I am often asked what the right way to record interfaces is. The answer is really that it depends what you want to know about the interfaces and that in practice you will probably want to record information at a number of levels

Let us examine another communications paradigm we are all familiar with – Bill communicating with Bob.

Should one record that:

1. Bill Communicates with Bob (remember communication may be multimodal)

2. Bill makes sounds with his mouth that Bob hears through his ears (and similar for other modes with different input and output interfaces).

3. Bill makes sounds that are communicated via a medium (e.g. air), or converted into electrical signals and transmitted via an electrical cable, to a switching mechanism etc.


See diagrams of three example options below



There are a myriad of other strategies e.g. Bill communicates with clients (and Bob is a client); or Bob's brain interprets the sounds and hears the words and emotional content, etc.

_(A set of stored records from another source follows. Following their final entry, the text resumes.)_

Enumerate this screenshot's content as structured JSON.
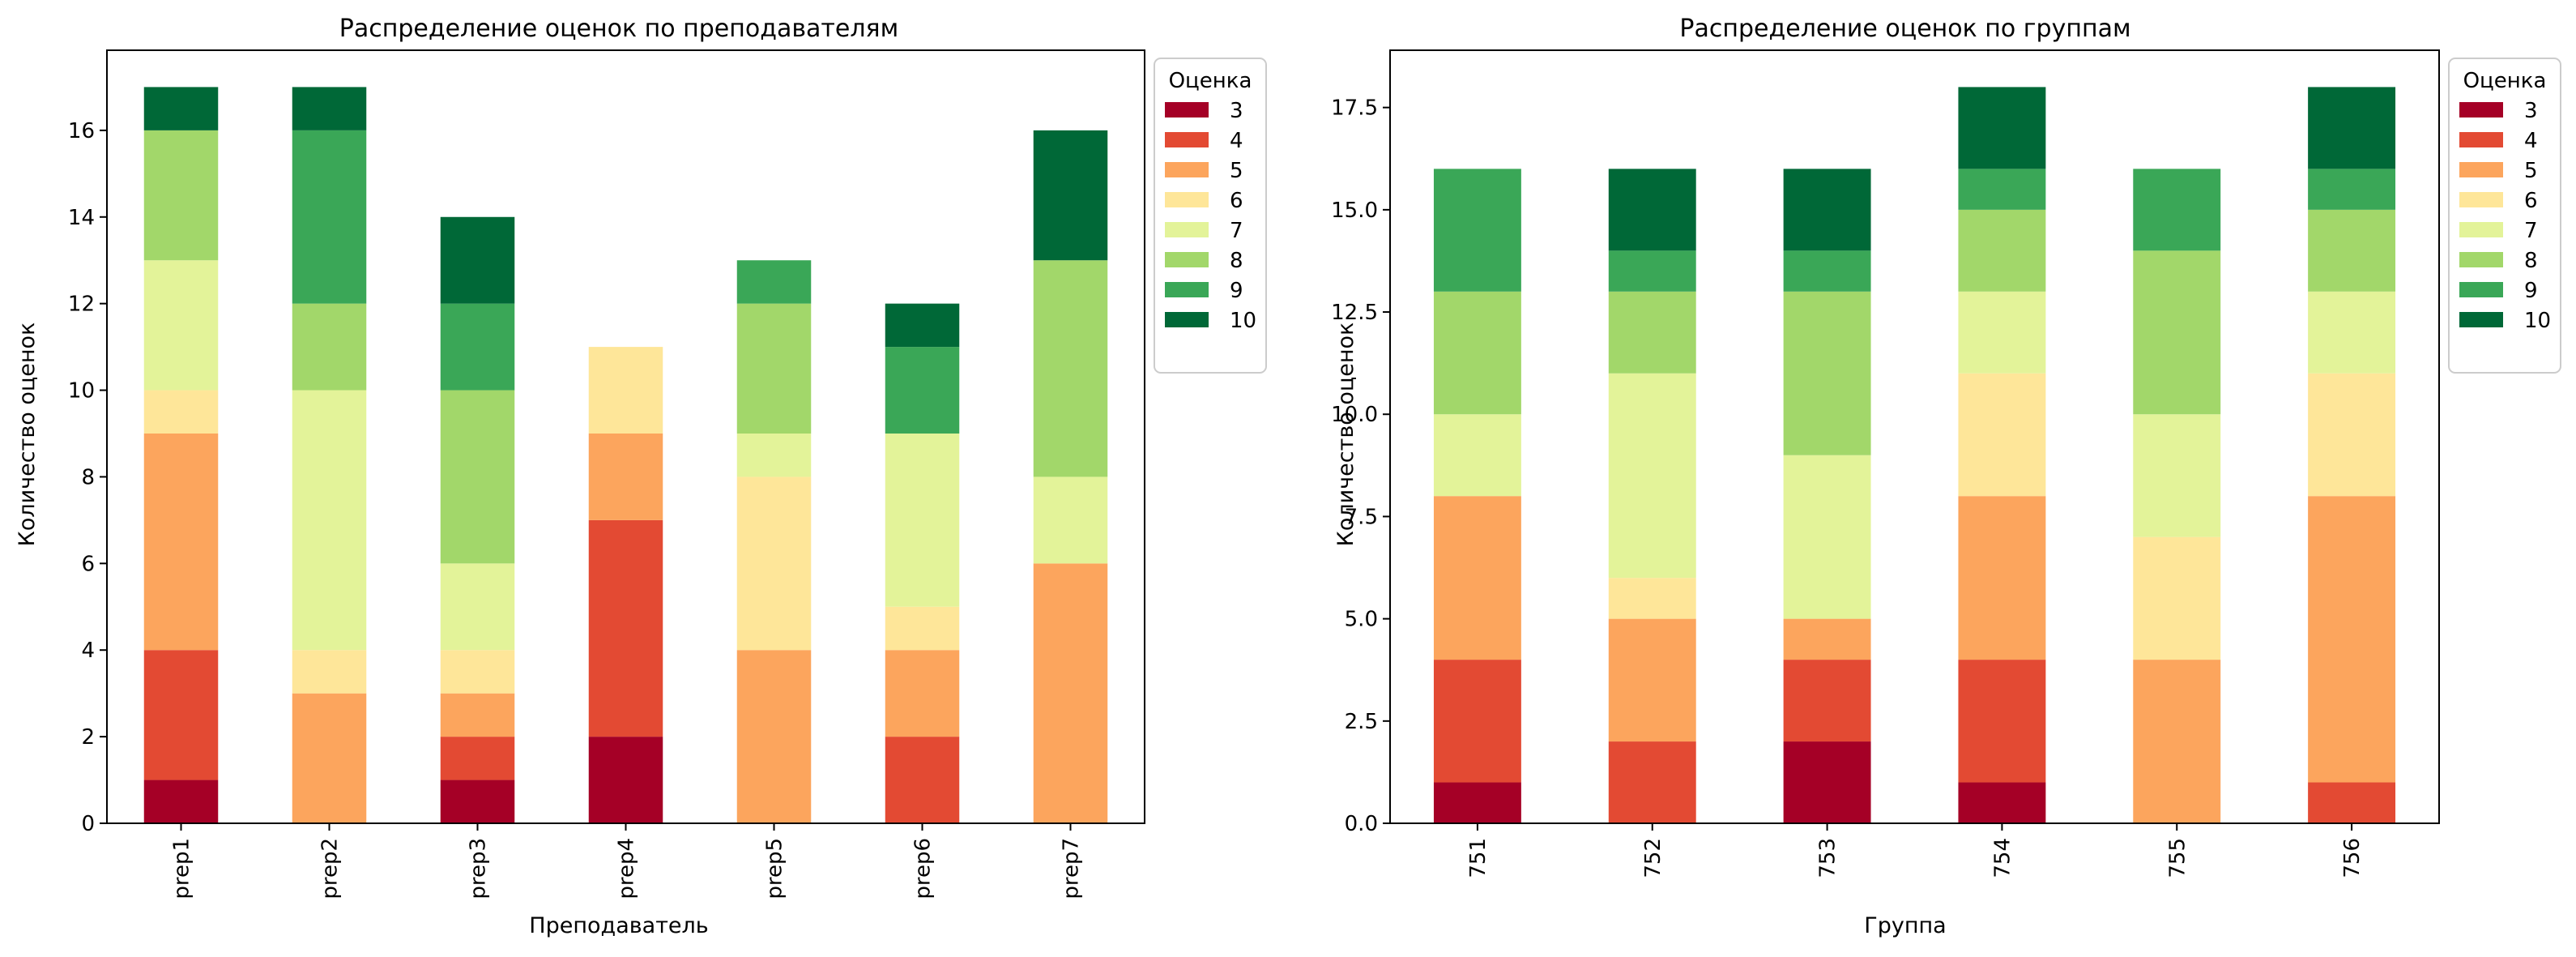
{
  "chart_data": [
    {
      "type": "bar",
      "stacked": true,
      "title": "Распределение оценок по преподавателям",
      "xlabel": "Преподаватель",
      "ylabel": "Количество оценок",
      "ylim": [
        0,
        17.85
      ],
      "yticks": [
        "0",
        "2",
        "4",
        "6",
        "8",
        "10",
        "12",
        "14",
        "16"
      ],
      "ytick_values": [
        0,
        2,
        4,
        6,
        8,
        10,
        12,
        14,
        16
      ],
      "categories": [
        "prep1",
        "prep2",
        "prep3",
        "prep4",
        "prep5",
        "prep6",
        "prep7"
      ],
      "legend_title": "Оценка",
      "legend_position": "outside-right-top",
      "series": [
        {
          "name": "3",
          "color": "#a50026",
          "values": [
            1,
            0,
            1,
            2,
            0,
            0,
            0
          ]
        },
        {
          "name": "4",
          "color": "#e34a33",
          "values": [
            3,
            0,
            1,
            5,
            0,
            2,
            0
          ]
        },
        {
          "name": "5",
          "color": "#fca55d",
          "values": [
            5,
            3,
            1,
            2,
            4,
            2,
            6
          ]
        },
        {
          "name": "6",
          "color": "#fee699",
          "values": [
            1,
            1,
            1,
            2,
            4,
            1,
            0
          ]
        },
        {
          "name": "7",
          "color": "#e3f399",
          "values": [
            3,
            6,
            2,
            0,
            1,
            4,
            2
          ]
        },
        {
          "name": "8",
          "color": "#a2d76a",
          "values": [
            3,
            2,
            4,
            0,
            3,
            0,
            5
          ]
        },
        {
          "name": "9",
          "color": "#3aa757",
          "values": [
            0,
            4,
            2,
            0,
            1,
            2,
            0
          ]
        },
        {
          "name": "10",
          "color": "#006837",
          "values": [
            1,
            1,
            2,
            0,
            0,
            1,
            3
          ]
        }
      ]
    },
    {
      "type": "bar",
      "stacked": true,
      "title": "Распределение оценок по группам",
      "xlabel": "Группа",
      "ylabel": "Количество оценок",
      "ylim": [
        0,
        18.9
      ],
      "yticks": [
        "0.0",
        "2.5",
        "5.0",
        "7.5",
        "10.0",
        "12.5",
        "15.0",
        "17.5"
      ],
      "ytick_values": [
        0,
        2.5,
        5,
        7.5,
        10,
        12.5,
        15,
        17.5
      ],
      "categories": [
        "751",
        "752",
        "753",
        "754",
        "755",
        "756"
      ],
      "legend_title": "Оценка",
      "legend_position": "outside-right-top",
      "series": [
        {
          "name": "3",
          "color": "#a50026",
          "values": [
            1,
            0,
            2,
            1,
            0,
            0
          ]
        },
        {
          "name": "4",
          "color": "#e34a33",
          "values": [
            3,
            2,
            2,
            3,
            0,
            1
          ]
        },
        {
          "name": "5",
          "color": "#fca55d",
          "values": [
            4,
            3,
            1,
            4,
            4,
            7
          ]
        },
        {
          "name": "6",
          "color": "#fee699",
          "values": [
            0,
            1,
            0,
            3,
            3,
            3
          ]
        },
        {
          "name": "7",
          "color": "#e3f399",
          "values": [
            2,
            5,
            4,
            2,
            3,
            2
          ]
        },
        {
          "name": "8",
          "color": "#a2d76a",
          "values": [
            3,
            2,
            4,
            2,
            4,
            2
          ]
        },
        {
          "name": "9",
          "color": "#3aa757",
          "values": [
            3,
            1,
            1,
            1,
            2,
            1
          ]
        },
        {
          "name": "10",
          "color": "#006837",
          "values": [
            0,
            2,
            2,
            2,
            0,
            2
          ]
        }
      ]
    }
  ]
}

Then there are the issues associated with the semantic content of the message e.g. do we want to record that Bill is communicating about Products, Pricing or whatever

Well it really depends on what we are trying to understand – if we want to understand communications flows in a organistion, or if we are designing a phone etc. It make be useful for different purposes and audiences to record this at many levels and to be able to relate these different views together.

Unsurprisingly the same is true when one considers who to record communications between applications. The way you record them varies based on the purpose. They may be recorded in multiple ways and it is very handy to be able have a way of see how all the different levels are related. But searching in vain for a single way of recording interfaces that will serve all audiences and all purposes is unlikely to be productive.



Thursday, November 25, 2010

Traditional processes and EVP no good for EA

Even Microsoft is now saying "Traditional enterprise architecture processes do not work" (said by Gabriel Morgan, principal enterprise architect of Microsoft 10 days ago). He also said other things we have said for a long time e.g.
- "We have to prove IT’s value to deliver that market position"
- "We cannot develop a sustainable target architecture if we don’t know where we are"

So perhaps EAs will one day listen and stop doing what they have done i.e. using Excel, Visio and Powerpoint to try and do EA and look at what is actually required.

Dealing with complexity

I think this presentation indicates how useful visualisation are in dealing with complexity.

It mentions that it is important to set back and embrace complexity, and then look at issues in context.

It also demonstrates how dynamic visualisations can be powerful in analysis where one can selectively hide, decompose etc. the views. And to my mind why static crafted hardcopy reports will often struggle to allow us to examine new issues that arise, and what-if analysis i.e. it is the ability to interactively explore the data from many perspectives that is critical to the insights.

It is only by understanding how to deal with complexity effectively and good using solutions and tools to deal with it are we going to get any better at making strategic transformation or optimisations of the increasingly complex systems that are large enterprises.